The mounting damage from Brexit is staggering, but it is dwarfed by the economic and human costs of what triggered it: our broken regional economies. Rectifying that failure should have been at the heart of this election. The Tories should have begun their campaign with an apology made credible by proposals for the taxes needed to fund renewal. Instead, we got bragging and the folly of tax cuts. As Sunak self-destructed, Labour watched incredulous. Presented with a landslide-for-free, they had no need to lay out how, or even whether, the regional divide might be addressed.
Nevertheless, Keir Starmer has done enough to be given the benefit of the doubt. Like the leading figures in his shadow cabinet, Starmer is tough, focused and a team player. He is not a prima donna wanting to be “world king” (like Johnson), or an over-confident technocrat (like Sunak).
But hard choices will have to be faced once Labour is in power. Rachel Reeves brings to the Treasury a politician whose authority is underpinned by technical competence, while Angela Rayner and Andy Burnham can communicate the lived experience of distressed regions. In combination, these capacities may be enough.
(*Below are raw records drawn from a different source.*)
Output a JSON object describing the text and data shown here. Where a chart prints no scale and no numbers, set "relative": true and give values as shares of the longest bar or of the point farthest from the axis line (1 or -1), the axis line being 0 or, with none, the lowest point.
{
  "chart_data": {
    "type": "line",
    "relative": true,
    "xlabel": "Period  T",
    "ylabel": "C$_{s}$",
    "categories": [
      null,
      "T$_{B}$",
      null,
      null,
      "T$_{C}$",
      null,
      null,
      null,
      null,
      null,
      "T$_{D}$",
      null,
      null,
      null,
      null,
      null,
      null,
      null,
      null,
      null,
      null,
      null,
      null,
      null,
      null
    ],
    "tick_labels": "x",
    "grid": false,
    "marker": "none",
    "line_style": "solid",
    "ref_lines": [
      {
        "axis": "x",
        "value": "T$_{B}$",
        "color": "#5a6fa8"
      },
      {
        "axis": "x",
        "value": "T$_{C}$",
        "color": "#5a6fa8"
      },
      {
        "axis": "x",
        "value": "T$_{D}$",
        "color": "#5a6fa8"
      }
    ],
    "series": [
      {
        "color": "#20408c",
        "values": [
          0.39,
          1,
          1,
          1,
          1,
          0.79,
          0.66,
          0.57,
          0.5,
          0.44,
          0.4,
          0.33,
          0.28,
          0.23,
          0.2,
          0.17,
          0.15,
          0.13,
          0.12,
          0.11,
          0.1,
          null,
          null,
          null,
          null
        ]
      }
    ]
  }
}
The regional divide was created by the Treasury’s ideology of trusting market forces; and it was then compounded by its obsessive micromanagement of public spending. If Reeves uses her authority to force through profound change, such as shifting the power of scrutiny from HMT to locally based institutions ultimately accountable to elected representatives, then Rayner and Burnham can complement her skills with their own to offer credible hope of improving the lives of regional voters. Their job will not be easy: they must admit that it will take two or three terms of Labour government to achieve, but honest realism will find an audience among those in despair.
The situation inherited by Labour will, however, be even worse than I have so far described. Not only has the Treasury been locked into a failed ideology of market-worship and habits of micromanagement, but it also refuses to think beyond the immediate. Public policy is sure to fail while budgets for projects and objectives are not set beyond the year-end, as has been its practice. We can see this in the HS2 fiasco, which was supposed to link the regions to the standards of fast rail connectivity normal in much of Europe and Japan for decades. As each year passed and bits of the project were axed to cut costs, it has shrivelled to around £50 billion for an unwanted line between Royal Oak and Birmingham, which would worsen the already inadequate services further north. Hopefully, Labour will cancel it, but that will merely return us to the pre-HS2 status quo of failed transport policy.